Jesus knew his followers would defend themselves “before synagogues, rulers and authorities” (Luke 12:11). Not to worry because the Holy Spirit would teach them what to say (Luke 12:12).
In Acts 4 we see that happen.
Peter and John healed a man at the temple gate and people were “utterly astonished” (Acts 3:11). This gave Peter a chance to address the crowd, and he began to teach them about Jesus. Annoyed by the “resurrection of the dead” talk, religious authorities arrested the two (Acts 4:2). After a night in jail, they questioned Peter and John. Luke says Peter gave a Spirit-filled response.
Did Peter recognize what was happening at that moment? That the Holy Spirit was doing what Jesus had promised?

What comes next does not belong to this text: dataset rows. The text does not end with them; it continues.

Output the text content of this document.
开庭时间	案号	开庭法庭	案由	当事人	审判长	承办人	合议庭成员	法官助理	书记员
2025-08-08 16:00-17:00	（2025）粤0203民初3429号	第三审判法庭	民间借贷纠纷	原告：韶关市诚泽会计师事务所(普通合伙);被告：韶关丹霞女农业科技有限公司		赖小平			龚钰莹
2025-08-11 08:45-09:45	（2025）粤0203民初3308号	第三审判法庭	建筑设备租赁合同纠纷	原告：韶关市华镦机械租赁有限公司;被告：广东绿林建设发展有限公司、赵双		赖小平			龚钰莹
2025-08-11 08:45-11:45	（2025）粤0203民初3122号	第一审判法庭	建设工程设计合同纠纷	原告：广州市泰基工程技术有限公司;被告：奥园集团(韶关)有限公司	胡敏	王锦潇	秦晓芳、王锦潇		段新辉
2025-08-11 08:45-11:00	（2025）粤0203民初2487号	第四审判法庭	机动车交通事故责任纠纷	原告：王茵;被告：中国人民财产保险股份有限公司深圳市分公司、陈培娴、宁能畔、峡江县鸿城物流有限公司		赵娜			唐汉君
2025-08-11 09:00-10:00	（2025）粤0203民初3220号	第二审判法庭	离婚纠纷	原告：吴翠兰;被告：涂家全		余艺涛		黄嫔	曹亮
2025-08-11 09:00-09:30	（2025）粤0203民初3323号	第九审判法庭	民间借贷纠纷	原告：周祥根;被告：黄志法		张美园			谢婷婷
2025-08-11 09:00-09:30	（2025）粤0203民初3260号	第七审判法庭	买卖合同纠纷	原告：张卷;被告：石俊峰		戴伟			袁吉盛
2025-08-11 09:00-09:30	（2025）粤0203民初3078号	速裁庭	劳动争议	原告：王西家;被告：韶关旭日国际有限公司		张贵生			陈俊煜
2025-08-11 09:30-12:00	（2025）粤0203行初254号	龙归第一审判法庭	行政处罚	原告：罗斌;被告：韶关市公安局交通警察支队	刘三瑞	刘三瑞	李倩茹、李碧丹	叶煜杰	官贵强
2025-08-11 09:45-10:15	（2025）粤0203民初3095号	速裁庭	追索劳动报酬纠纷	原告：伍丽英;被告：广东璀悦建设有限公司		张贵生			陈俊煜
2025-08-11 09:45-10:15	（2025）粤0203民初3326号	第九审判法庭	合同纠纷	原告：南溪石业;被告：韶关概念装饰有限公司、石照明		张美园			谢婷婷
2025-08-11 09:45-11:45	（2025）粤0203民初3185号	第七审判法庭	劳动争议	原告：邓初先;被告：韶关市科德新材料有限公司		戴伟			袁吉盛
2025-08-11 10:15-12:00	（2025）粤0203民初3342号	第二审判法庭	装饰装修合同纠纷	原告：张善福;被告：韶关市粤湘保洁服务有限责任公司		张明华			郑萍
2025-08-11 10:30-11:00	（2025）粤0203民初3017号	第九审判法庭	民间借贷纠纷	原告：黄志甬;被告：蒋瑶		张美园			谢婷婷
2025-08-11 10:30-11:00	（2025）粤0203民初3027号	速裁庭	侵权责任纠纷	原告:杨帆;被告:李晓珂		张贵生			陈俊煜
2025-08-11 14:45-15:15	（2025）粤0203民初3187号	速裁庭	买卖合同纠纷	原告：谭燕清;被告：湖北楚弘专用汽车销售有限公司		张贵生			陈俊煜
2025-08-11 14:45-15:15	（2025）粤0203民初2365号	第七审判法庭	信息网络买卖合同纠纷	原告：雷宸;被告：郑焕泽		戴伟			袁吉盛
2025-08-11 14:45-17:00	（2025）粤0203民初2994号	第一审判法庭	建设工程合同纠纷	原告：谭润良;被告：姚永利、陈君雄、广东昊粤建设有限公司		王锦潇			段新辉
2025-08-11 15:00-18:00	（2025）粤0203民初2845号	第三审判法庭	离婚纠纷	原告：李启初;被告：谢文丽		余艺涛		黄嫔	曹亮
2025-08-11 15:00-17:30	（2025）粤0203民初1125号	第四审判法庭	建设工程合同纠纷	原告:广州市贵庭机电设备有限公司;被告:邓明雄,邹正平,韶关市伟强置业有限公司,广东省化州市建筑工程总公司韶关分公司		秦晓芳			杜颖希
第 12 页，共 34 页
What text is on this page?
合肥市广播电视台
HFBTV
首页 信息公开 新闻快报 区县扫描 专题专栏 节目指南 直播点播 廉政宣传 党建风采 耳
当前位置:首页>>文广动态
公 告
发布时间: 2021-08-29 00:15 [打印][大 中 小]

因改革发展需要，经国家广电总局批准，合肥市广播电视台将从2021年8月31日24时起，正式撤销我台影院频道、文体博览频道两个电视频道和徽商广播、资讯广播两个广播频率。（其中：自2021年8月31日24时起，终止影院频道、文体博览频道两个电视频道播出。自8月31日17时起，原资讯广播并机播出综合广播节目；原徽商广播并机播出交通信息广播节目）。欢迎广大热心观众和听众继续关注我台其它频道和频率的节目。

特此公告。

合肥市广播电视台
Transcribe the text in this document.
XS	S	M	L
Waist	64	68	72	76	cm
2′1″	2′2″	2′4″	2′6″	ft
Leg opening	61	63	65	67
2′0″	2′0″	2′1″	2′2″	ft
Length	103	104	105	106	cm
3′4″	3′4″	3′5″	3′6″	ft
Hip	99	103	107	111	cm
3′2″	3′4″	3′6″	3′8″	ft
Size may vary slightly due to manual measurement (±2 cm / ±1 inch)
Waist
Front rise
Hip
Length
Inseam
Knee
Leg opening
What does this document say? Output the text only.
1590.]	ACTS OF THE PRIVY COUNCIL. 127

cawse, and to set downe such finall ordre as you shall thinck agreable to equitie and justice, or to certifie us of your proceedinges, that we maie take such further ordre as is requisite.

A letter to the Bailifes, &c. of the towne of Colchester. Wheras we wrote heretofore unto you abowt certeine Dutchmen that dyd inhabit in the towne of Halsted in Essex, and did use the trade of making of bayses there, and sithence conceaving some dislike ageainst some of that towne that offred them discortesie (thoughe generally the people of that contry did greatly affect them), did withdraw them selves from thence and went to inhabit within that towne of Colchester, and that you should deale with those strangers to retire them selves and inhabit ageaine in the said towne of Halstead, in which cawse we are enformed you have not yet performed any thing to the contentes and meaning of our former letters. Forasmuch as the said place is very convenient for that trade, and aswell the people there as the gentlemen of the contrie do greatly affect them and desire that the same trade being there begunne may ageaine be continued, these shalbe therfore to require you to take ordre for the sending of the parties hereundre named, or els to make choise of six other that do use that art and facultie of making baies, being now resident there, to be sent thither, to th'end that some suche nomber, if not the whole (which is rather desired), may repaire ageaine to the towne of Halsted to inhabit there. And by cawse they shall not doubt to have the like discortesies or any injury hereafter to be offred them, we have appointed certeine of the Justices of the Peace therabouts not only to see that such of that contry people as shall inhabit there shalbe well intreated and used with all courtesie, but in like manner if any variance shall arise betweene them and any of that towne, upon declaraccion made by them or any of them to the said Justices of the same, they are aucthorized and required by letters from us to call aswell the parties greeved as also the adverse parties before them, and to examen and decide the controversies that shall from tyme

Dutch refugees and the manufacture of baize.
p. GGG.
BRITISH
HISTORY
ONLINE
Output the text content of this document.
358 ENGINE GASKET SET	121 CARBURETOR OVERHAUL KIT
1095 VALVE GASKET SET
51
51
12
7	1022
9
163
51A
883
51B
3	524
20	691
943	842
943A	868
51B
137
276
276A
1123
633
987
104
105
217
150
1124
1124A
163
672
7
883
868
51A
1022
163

Peter had already preached a sermon and had thousands of people respond. He and John had looked a man in the eyes and told him to get up and walk. And he did! How many stories about blundering disciples line the gospels? They don’t know how to respond to Jesus. They can’t keep from focusing on themselves. Now, their focus has shifted and the change is noticeable.
The Holy Spirit has emboldened them to begin a new phase of ministry.
Anything new can be scary. Add to the newness an assurance of persecution, and that intensifies. But the disciples continue in ministry. They know what to say now, even if they didn’t know what they would say a second ago. Their words before the councils and authorities were a witness to all who first heard them. All these generations later, they witness to us as well.
To be sure, we’re reflecting on a promise of God, not a skill of ours. This isn’t about being witty or fast talking. It’s not about working a crowd or having the ability to get out of a tight spot. Rather, it’s a gift of the Holy Spirit.
As we communion with God, the Holy Spirit continues to mold our hearts. We learn to listen to the Spirit. As we do, in times when the world needs a witness, you know exactly what to say.